Baffled investors are probably wondering how things got so bad so quickly. Some candidates are to blame. Fears of a US delisting of Chinese stocks resurfaced in 2022. In addition, inflation and Covid-19 were problems. Still, NIO colleagues
(LI) faced the same issues and the shares of these two EV manufacturers have held up better than the NIO shares.
It’s hard to blame NIO management for the underperformance. The company has never missed Wall Street sales estimates when reporting quarterly or full-year numbers. And NIO continues to introduce new models for Chinese EV buyers. The latest new NIO model is an SUV called the ES7.
The problem for the stock is simply unit growth. NIO has been stuck in a range of around 10,000 monthly shipments for almost a year. Growth investors find that unacceptable.
“NIO is a cautionary tale for Tesla and the entire electric vehicle industry,” said Dan Ives, analyst at Wedbush Barrons. “It’s about scale and scale of production, [which] eventually became the albatross of NIO last year. The multiple was destroyed when growth slowed dramatically.”
Ives doesn’t cover NIO stocks, but he is a Tesla (TSLA) bull with a Buy rating on stocks. Its price target is $1,000 per share.
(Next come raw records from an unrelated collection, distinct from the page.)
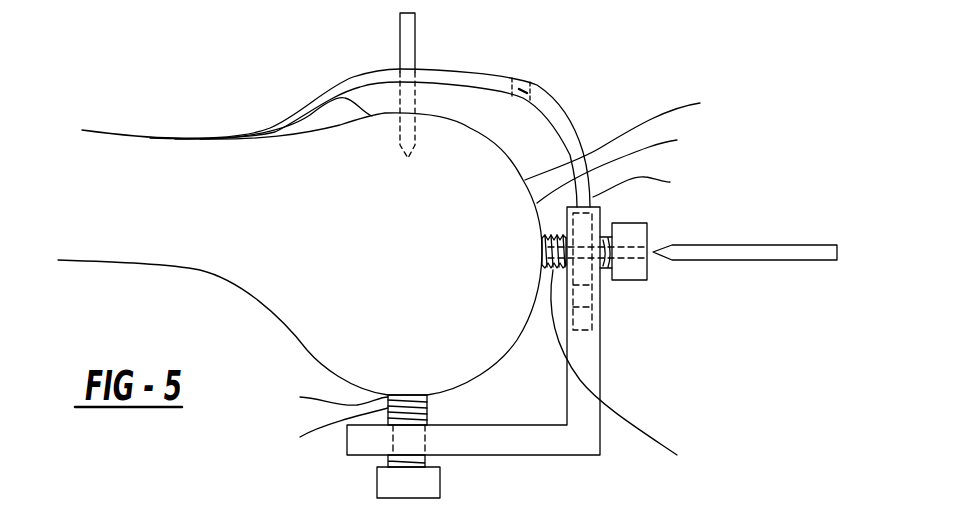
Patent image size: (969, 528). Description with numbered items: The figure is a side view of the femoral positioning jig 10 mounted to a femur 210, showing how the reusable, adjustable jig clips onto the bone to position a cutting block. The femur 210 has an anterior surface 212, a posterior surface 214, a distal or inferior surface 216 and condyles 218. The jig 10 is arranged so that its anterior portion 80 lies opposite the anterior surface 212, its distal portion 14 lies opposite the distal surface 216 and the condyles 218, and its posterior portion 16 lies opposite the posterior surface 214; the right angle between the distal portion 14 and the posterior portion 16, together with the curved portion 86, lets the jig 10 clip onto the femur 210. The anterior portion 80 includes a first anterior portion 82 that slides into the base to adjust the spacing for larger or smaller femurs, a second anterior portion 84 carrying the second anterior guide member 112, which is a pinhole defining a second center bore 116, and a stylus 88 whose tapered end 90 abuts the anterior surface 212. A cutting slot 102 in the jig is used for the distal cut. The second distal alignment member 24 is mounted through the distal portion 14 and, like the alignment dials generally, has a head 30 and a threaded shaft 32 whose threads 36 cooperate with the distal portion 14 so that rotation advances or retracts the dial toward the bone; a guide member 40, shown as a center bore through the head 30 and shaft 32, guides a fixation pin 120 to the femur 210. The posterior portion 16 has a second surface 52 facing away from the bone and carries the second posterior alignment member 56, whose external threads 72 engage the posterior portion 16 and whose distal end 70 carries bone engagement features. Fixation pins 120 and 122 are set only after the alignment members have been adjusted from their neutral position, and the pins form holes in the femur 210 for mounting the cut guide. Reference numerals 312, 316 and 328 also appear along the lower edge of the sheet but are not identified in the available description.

The femoral positioning jig 10 is at (703, 373).
The distal portion 14 is at (590, 343).
The posterior portion 16 is at (507, 438).
The second distal alignment member 24 is at (630, 282).
The head 30 is at (637, 232).
The shaft 32 is at (542, 270).
The threads 36 is at (626, 372).
The guide member 40 is at (630, 263).
The second surface 52 is at (552, 457).
The second posterior alignment member 56 is at (387, 477).
The distal end 70 is at (427, 402).
The external threads 72 is at (321, 432).
The anterior portion 80 is at (385, 70).
The first anterior portion 82 is at (644, 184).
The second anterior portion 84 is at (487, 70).
The curved portion 86 is at (556, 112).
The stylus 88 is at (203, 133).
The tapered end 90 is at (148, 137).
The cutting slot 102 is at (520, 80).
The second anterior guide member 112 is at (417, 62).
The second center bore 116 is at (443, 65).
The fixation pin 120 is at (713, 258).
The fixation pin 122 is at (400, 13).
The femur 210 is at (160, 202).
The anterior surface 212 is at (343, 97).
The posterior surface 214 is at (318, 402).
The distal surface 216 is at (631, 136).
The condyles 218 is at (626, 166).
The lower member 312 is at (287, 527).
The lower member 316 is at (193, 527).
The lower member edge 328 is at (74, 517).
In early 2021, shortly after NIO held an event for consumers and investors, shares were trading at about 18 times estimated 2021 sales. Tesla was trading at around 16 times estimated sales at the time. All multiples have fallen in the bear market, but NIO stock now trades for about 4 times estimated 2022 sales, a huge discount from the 8 times multiple for Tesla stock.
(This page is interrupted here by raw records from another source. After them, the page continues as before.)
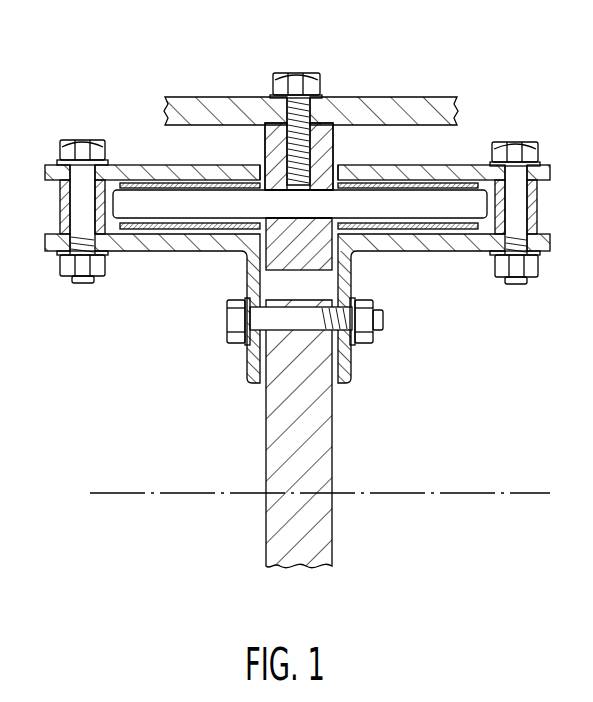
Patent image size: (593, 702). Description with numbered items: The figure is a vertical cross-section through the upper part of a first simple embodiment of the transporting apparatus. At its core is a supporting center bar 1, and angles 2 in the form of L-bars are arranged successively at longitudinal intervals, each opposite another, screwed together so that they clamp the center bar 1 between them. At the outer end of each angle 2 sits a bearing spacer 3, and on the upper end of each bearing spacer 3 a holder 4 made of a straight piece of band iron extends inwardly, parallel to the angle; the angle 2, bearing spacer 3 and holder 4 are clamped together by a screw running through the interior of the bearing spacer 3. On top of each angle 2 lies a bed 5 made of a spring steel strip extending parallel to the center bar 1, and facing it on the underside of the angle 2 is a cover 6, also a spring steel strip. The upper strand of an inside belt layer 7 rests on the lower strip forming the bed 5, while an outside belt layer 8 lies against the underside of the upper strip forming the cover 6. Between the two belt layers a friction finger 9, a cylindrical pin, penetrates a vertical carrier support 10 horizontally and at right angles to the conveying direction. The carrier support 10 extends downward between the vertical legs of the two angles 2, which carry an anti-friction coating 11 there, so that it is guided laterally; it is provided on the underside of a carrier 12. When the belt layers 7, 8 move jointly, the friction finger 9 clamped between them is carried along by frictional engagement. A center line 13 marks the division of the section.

The supporting center bar 1 is at (308, 462).
The angle 2 is at (253, 267).
The bearing spacer 3 is at (60, 217).
The holder 4 is at (133, 170).
The bed 5 is at (147, 236).
The cover 6 is at (182, 184).
The inside belt layer 7 is at (192, 233).
The outside belt layer 8 is at (218, 176).
The friction finger 9 is at (392, 200).
The carrier support 10 is at (320, 137).
The anti-friction coating 11 is at (262, 385).
The carrier 12 is at (245, 76).
The center line 13 is at (442, 494).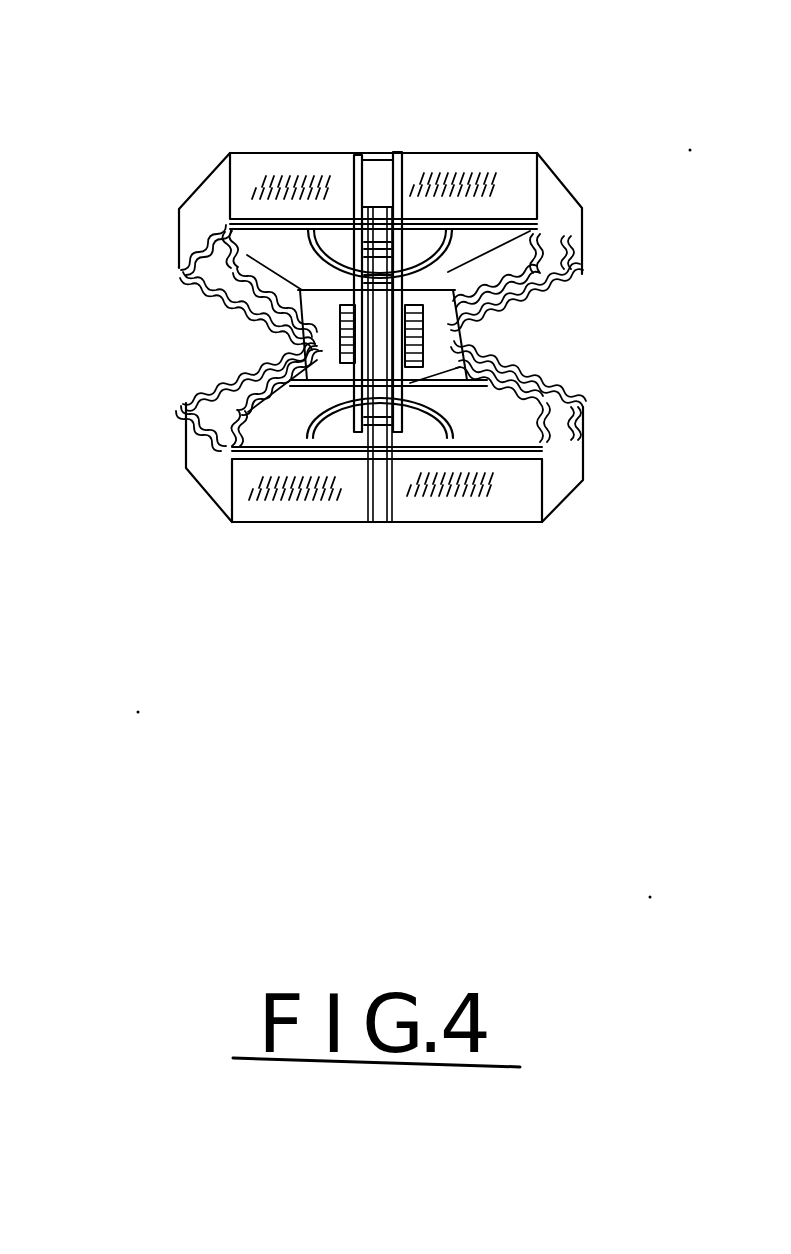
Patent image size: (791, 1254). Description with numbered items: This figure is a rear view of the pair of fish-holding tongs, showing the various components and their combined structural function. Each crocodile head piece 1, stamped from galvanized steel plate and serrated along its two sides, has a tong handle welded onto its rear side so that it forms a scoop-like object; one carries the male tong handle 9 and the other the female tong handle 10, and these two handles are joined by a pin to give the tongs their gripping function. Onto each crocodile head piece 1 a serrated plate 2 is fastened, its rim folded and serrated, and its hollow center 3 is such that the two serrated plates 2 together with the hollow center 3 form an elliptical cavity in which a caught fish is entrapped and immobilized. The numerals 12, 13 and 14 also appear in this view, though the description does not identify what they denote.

The crocodile head piece 1 is at (360, 327).
The serrated plate 2 is at (437, 370).
The hollow center 3 is at (365, 334).
The male tong handle 9 is at (433, 560).
The female tong handle 10 is at (370, 261).
The left spacer block 12 is at (189, 311).
The center frame 13 is at (498, 375).
The right spacer block 14 is at (543, 352).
Tesla’s multiple has held up better because the company has managed to sustain faster volume growth than NIO. Tesla has opened new manufacturing facilities and expanded its existing plants to keep deliveries growing quarter-on-quarter and year-on-year.
Tesla’s deliveries in the first quarter of 2022 grew about 68% compared to the same period last year. NIO’s shipments increased about 28%. And despite Covid-related production declines, Tesla’s second-quarter deliveries are expected to rise about 30% year over year. NIO’s shipments are expected to grow closer to 10% in the second quarter.
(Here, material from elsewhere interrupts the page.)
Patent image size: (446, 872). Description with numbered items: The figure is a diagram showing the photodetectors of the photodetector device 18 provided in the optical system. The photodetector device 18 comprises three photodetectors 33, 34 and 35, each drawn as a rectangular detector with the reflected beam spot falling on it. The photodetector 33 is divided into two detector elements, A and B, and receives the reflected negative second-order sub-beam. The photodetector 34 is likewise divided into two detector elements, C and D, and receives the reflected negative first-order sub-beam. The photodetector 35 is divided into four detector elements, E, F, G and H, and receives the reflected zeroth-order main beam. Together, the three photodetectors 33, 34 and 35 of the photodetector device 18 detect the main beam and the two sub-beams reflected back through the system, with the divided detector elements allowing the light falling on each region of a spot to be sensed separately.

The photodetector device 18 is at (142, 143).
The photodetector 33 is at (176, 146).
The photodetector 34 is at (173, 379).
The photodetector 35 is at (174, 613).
(Tesla has delivered more than a million EVs in the last 12 months. NIO has delivered around 128,000.)
The message for Tesla investors is easy to see: focus on delivery growth. Wall Street expects Tesla to deliver about 1.4 million vehicles in 2022, up from 936,000 deliveries in 2021. Deliveries are expected to be about 2.1 million and 2.6 million in 2023 and 2024, respectively.
Tesla is expected to be able to produce about 2.5 million vehicles by 2024 from its existing manufacturing footprint, which includes plants in California, Texas and Germany, and China. What’s more, it took Tesla about two years from breaking ground on a plant to rolling cars off the assembly line. Investors should probably consider a new facility or significant expansion within the existing footprint by this time next year. When not on the road, Tesla stock could face an NIO-like problem.
The message for NIO investors is just as easy to see: Restart growth. NIO has expanded its capacity in 2022. It hopes to reach quarterly production capacity of 40,000 to 50,000 units in the second half of 2022. Supply chain issues could obscure this potential. If the NIO management can get through and let the numbers rise again, investors should react with relief.